Manufacturing margins were $18.3 million for the second quarter
of 2022, as compared to $16.3 million for the same prior year
period. The increase was driven by the impact of increased
commercial pricing and greater demand, offset by Hazel Park
transition costs of $1.9 million and other inflationary costs in
the quarter.
Profit sharing, bonuses, and deferred compensation expenses were
$1.2 million for the second quarter of 2022, a decrease from the
$3.2 million recorded for the same prior year period. The $2.0
million decrease is primarily related to a decrease in deferred
compensation expense due to fluctuations within the financial
markets.
Other selling, general and administrative expenses were $6.4
million for the second quarter of 2022 as compared to $5.4 million
for the same prior year period. The $1.0 million increase was
principally attributable to higher consulting and professional
fees, as well as inflationary pressures on wages and benefits.
Interest expense was $0.8 million for the second quarter of 2022
and $0.5 million for the same prior year period due to higher
average debt levels as compared to the prior year period.
Income tax expense was $1.8 million for the second quarter of
2022 and $1.0 million for the same prior year period. Federal
income tax expenses will be offset against our federal net
operating loss carryforward of approximately $18.5 million until it
is fully utilized.
Balance Sheet and
Liquidity
Net debt was $79.1 million as of June 20, 2022, which is
comprised of the outstanding balance on the Company’s revolver,
finance lease liabilities, and equipment financing agreements. Our
leverage ratio was 1.52 to 1.00 at the end of the second
quarter.
The Company adopted the annual reporting guidance under ASC 842
Leases on January 1, 2022. As a result, the Company has
approximately $37.8 million in right-of-use assets, $4.8 million in
current liabilities and $33.5 million in long term liabilities
related to operating leases as of June 30, 2022.
Capital expenditures were in line with internal expectations at
$26.4 million through the first half of the year, as compared to
$17.0 million in the same period of last year. The increase relates
to our ongoing commitment to investing in new technologies and
automation and the build out and repurposing of assets at the
Company’s Hazel Park, Michigan facility, which is expected to
continue throughout the remainder of 2022.
Outlook
The Company is reiterating its 2022 financial outlook and
continues to expect:
- Net sales of between $480 million and $530 million,
- Adjusted EBITDA between $58 million and $70 million.

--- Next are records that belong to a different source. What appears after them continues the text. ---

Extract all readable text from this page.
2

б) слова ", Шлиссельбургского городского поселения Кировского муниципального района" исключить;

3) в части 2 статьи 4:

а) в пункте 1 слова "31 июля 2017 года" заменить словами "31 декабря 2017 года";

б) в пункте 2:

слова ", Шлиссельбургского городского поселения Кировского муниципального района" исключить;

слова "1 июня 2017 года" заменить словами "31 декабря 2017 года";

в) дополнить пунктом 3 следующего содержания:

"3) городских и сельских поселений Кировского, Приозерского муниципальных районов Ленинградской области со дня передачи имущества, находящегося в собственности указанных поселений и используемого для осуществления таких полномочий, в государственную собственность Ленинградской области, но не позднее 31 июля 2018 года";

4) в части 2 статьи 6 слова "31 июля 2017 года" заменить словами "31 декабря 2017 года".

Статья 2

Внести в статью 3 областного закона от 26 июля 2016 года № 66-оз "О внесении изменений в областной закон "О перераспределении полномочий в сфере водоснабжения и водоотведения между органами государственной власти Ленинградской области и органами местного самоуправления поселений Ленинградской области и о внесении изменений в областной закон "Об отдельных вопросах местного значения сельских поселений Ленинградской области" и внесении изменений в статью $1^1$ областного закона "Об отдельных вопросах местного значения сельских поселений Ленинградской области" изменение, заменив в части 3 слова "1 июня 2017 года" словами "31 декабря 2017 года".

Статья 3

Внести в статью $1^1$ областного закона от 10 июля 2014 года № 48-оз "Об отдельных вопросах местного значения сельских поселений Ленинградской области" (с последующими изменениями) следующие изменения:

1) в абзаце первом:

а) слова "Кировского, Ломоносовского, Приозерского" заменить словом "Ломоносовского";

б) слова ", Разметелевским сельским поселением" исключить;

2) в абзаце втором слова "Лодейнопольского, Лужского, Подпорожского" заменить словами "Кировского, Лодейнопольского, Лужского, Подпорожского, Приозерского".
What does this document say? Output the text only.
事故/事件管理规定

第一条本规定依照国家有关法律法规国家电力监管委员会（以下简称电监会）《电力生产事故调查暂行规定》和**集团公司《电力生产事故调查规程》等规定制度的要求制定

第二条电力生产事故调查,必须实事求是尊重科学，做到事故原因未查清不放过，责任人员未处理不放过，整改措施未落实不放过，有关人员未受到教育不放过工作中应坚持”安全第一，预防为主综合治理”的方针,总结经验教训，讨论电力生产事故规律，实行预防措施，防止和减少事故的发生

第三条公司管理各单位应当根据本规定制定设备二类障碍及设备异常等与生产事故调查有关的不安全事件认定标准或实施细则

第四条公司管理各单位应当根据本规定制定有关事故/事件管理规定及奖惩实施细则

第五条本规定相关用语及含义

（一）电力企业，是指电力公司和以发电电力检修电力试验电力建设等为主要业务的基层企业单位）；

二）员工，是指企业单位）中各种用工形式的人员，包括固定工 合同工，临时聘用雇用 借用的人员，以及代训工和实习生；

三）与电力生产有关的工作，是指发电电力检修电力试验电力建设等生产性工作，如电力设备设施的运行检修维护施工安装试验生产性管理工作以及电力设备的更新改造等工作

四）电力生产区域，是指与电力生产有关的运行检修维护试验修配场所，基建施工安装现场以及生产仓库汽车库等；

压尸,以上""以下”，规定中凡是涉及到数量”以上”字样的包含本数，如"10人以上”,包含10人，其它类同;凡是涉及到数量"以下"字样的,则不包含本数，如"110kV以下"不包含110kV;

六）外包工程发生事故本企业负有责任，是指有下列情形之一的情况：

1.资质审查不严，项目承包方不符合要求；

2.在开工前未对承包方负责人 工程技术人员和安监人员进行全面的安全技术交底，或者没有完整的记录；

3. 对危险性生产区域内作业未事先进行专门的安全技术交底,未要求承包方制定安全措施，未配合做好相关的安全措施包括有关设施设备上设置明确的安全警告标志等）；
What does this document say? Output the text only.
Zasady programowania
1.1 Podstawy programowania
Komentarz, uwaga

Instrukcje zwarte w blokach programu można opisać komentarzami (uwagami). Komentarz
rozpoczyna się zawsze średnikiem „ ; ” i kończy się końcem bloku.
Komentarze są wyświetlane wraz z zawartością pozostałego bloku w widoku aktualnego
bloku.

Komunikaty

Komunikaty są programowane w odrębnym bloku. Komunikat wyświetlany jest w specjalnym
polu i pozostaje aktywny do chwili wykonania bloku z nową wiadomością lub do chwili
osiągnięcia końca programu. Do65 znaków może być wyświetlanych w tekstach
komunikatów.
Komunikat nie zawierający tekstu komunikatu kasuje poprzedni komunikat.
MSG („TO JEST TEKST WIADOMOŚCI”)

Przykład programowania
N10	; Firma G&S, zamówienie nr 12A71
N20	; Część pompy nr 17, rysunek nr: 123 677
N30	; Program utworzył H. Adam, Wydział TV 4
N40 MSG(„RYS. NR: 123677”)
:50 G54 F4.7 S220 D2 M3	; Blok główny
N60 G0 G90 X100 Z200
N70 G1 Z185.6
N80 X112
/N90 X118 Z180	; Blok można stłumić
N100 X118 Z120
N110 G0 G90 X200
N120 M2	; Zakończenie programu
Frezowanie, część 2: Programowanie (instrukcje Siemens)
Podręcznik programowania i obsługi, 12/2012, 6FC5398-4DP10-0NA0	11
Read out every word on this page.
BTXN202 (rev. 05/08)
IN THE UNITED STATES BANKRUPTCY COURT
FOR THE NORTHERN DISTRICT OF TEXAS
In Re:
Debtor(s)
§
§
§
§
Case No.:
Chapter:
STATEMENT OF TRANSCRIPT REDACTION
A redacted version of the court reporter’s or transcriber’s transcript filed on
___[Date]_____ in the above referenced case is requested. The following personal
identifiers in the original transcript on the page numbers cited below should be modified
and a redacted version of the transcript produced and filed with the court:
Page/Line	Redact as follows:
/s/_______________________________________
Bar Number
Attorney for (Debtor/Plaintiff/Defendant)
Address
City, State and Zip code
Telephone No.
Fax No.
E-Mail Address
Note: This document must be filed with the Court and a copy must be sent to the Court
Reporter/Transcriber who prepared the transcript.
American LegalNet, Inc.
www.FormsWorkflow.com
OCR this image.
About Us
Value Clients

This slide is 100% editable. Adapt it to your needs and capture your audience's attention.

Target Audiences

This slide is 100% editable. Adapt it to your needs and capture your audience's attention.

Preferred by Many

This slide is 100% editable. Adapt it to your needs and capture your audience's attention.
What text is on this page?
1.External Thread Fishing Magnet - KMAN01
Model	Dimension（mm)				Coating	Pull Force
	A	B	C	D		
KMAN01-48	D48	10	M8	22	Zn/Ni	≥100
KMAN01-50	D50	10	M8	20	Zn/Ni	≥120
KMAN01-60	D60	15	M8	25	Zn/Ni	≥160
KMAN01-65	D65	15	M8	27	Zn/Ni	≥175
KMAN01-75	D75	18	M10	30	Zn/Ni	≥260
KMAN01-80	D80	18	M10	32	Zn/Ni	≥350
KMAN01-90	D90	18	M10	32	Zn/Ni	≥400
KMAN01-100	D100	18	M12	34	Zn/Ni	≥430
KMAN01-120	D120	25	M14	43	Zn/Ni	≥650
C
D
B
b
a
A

- This outlook assumes no revenues associated with the fitness
customer.
The Company continues to expect capital expenditures for 2022 to
be between $55 and $65 million, focused primarily on investments in
new technology and automation, the addition of equipment relating
to new programs with existing customers, and the repurposing of
assets at the new Hazel Park, Michigan facility.
Reddy commented, “Our demand outlook remains positive through
the end of the year as we continue to expand our relationships with
current customers and explore opportunities with new customers. We
expect our volumes will continue to steadily improve as we move
through the second half of 2022 as supply chain issues constraining
our customers start to subside.”
Conference
Call
The Company will host a conference call on Wednesday, August
3rd, 2022 at 10:00 a.m. Eastern Time (9:00 a.m. Central Time).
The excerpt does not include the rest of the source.